I think it's more than incompetence or accountability sinks; The DMV (and similar offices; Service {Canada, Ontario}, etc) are also the points at which the bureaucratic system of government interfaces with actual people as well. Boundary-layer components in any system are complicated because they have to distill complex input into abstractions understood by the system.

I recently emigrated to Canada from the States and exchanged my US state driver's license for one in my now-home province, but there were a ton of hoops to jump through to add my US driving history to my provincial record. The process seemed to be somewhat exceptional as the supervisor for the DMV-equivalent had to guide the reps I spoke to on how to append the multiple-states-of-history that I had to offer.

That's just a microcosm of what it wakes to distill the complexity of a person's life into pieces of verified information that a government can ingest. That's a lossy, complicated process that relies on both the 'customer' and the agent having a matching mutual understanding of what points of information can be agreed upon or, indeed, offered.

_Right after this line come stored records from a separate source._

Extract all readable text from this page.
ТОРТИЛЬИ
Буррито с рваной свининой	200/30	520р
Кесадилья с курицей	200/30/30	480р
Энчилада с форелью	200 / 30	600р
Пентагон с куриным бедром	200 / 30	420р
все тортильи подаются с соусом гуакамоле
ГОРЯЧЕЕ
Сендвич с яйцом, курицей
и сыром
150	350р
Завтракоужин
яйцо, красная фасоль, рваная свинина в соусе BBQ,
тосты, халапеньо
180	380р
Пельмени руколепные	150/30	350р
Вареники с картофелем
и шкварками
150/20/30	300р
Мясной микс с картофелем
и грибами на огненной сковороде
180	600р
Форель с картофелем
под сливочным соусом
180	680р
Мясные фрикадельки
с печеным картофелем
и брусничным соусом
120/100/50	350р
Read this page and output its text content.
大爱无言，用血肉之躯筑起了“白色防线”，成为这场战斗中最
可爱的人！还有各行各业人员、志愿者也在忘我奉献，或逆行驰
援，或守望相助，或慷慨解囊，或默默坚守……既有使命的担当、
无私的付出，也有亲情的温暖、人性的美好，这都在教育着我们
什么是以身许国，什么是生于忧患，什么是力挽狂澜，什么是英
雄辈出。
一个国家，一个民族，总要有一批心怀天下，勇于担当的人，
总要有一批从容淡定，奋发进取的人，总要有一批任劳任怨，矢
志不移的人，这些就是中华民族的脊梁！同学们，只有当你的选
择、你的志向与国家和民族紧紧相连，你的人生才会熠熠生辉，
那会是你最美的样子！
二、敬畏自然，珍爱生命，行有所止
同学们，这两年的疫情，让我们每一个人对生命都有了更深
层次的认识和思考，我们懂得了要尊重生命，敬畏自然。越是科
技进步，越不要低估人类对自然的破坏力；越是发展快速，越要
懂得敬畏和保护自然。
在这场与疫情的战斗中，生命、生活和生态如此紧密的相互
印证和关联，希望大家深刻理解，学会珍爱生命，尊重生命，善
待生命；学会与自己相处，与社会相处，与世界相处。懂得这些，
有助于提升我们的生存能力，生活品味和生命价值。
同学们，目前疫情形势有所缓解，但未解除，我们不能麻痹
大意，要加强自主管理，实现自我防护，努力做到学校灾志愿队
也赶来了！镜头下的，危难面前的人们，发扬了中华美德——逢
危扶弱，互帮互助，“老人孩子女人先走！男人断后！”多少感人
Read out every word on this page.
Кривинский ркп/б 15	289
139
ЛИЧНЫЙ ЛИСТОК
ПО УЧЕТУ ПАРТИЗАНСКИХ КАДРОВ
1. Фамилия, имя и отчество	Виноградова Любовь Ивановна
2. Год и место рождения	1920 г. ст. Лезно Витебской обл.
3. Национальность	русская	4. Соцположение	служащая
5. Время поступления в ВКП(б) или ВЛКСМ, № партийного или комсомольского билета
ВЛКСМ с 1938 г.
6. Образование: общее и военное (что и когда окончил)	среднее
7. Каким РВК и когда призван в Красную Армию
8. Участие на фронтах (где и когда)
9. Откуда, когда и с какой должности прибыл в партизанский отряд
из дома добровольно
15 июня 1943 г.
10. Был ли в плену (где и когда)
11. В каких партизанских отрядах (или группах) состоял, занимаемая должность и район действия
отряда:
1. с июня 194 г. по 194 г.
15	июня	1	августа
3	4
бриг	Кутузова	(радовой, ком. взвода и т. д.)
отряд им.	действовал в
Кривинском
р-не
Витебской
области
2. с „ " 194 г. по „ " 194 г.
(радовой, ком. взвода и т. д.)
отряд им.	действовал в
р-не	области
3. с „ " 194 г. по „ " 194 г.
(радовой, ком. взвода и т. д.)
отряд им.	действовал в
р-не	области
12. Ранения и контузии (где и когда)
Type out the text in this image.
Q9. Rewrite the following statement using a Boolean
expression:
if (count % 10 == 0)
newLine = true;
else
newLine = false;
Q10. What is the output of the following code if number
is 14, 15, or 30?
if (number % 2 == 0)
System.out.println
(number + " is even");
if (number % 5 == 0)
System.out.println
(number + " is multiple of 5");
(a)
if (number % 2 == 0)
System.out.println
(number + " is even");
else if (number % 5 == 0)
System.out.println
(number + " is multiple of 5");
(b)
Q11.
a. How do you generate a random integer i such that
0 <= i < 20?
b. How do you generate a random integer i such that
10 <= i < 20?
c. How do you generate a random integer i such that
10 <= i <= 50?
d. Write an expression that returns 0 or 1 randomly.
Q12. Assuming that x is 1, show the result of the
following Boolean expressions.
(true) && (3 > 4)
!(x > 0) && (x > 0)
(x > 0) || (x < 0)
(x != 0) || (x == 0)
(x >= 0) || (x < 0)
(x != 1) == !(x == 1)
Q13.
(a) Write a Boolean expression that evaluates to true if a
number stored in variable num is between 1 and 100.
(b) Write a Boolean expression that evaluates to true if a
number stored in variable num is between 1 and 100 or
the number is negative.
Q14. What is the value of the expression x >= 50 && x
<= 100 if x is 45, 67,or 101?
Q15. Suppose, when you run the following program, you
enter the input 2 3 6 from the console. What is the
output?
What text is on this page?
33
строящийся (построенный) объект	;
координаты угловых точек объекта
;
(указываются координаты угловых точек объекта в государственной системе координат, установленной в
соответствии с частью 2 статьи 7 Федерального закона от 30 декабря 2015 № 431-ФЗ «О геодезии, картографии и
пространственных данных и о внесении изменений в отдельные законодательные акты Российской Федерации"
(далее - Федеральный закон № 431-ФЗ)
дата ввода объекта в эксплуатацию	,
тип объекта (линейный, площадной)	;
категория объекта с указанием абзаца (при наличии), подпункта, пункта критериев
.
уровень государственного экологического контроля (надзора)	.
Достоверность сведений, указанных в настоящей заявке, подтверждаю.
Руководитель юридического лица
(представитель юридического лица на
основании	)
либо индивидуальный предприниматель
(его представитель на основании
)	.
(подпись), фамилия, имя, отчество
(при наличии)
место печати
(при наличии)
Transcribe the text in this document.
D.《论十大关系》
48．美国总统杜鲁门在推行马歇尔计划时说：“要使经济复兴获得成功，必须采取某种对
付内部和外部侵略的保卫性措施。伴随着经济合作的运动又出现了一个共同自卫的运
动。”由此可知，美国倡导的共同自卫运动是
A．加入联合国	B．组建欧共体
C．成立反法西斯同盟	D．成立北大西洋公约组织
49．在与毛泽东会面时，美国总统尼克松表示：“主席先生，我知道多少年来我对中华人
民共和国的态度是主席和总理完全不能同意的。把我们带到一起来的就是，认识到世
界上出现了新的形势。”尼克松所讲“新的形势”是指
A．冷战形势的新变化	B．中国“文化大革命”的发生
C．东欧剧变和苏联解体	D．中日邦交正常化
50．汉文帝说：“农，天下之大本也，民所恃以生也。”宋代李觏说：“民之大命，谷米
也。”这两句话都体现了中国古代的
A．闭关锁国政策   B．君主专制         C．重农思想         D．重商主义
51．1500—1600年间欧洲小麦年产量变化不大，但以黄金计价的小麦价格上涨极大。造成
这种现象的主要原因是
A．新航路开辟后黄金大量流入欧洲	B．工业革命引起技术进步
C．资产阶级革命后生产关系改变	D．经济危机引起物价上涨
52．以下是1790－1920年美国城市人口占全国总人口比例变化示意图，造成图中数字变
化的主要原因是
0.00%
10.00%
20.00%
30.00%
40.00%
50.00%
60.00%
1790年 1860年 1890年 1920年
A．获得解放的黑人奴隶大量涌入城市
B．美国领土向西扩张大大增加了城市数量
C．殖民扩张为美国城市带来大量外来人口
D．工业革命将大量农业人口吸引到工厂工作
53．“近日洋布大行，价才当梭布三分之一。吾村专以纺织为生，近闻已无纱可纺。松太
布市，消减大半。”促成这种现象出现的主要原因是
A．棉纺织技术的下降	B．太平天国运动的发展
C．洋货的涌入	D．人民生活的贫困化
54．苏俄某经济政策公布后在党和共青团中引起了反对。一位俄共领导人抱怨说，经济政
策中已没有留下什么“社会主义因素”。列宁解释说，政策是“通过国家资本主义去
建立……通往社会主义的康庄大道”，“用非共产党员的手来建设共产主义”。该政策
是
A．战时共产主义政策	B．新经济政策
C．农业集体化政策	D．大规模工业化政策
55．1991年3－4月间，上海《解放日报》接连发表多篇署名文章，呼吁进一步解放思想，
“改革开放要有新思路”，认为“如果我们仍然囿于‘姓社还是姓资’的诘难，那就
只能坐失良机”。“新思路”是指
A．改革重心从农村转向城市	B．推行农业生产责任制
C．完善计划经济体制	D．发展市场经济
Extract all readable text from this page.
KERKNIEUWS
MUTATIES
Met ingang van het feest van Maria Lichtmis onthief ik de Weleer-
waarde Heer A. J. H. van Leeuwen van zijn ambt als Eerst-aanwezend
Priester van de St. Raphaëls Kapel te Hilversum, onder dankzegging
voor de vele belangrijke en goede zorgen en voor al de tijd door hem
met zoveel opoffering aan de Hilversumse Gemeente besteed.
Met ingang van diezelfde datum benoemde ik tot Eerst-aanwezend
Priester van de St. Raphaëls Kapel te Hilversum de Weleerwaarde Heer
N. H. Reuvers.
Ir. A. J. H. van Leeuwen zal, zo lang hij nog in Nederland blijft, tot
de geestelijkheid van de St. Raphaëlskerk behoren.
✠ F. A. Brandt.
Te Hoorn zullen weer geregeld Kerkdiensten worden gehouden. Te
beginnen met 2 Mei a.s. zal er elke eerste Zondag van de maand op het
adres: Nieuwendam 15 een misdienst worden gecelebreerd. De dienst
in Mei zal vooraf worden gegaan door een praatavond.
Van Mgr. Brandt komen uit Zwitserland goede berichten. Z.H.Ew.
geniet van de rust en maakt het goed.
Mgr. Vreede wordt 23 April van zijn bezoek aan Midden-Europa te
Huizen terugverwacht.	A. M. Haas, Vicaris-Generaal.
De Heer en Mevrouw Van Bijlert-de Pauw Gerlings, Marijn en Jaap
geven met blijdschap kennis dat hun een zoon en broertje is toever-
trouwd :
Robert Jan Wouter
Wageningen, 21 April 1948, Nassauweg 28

In some cases it's not clear, either; my wife was told initially that she would have to hand over her license from two states ago to update her history, because the province's documentation showed it was still active (despite the fact that our immediately-previous state merrily punched a big VOID hole in it, and that it was expired), but when she returned after digging up her voided license they said they didn't even need to see it. That last bit was possibly 'incompetence'; possibly on the part of the Canadian agency, for not being consistent on if they needed to see the license or not, or the US states, for not being up to date on their record keeping, but again: these are complex systems tryng to maintain consistency. It's reasonable to expect noise.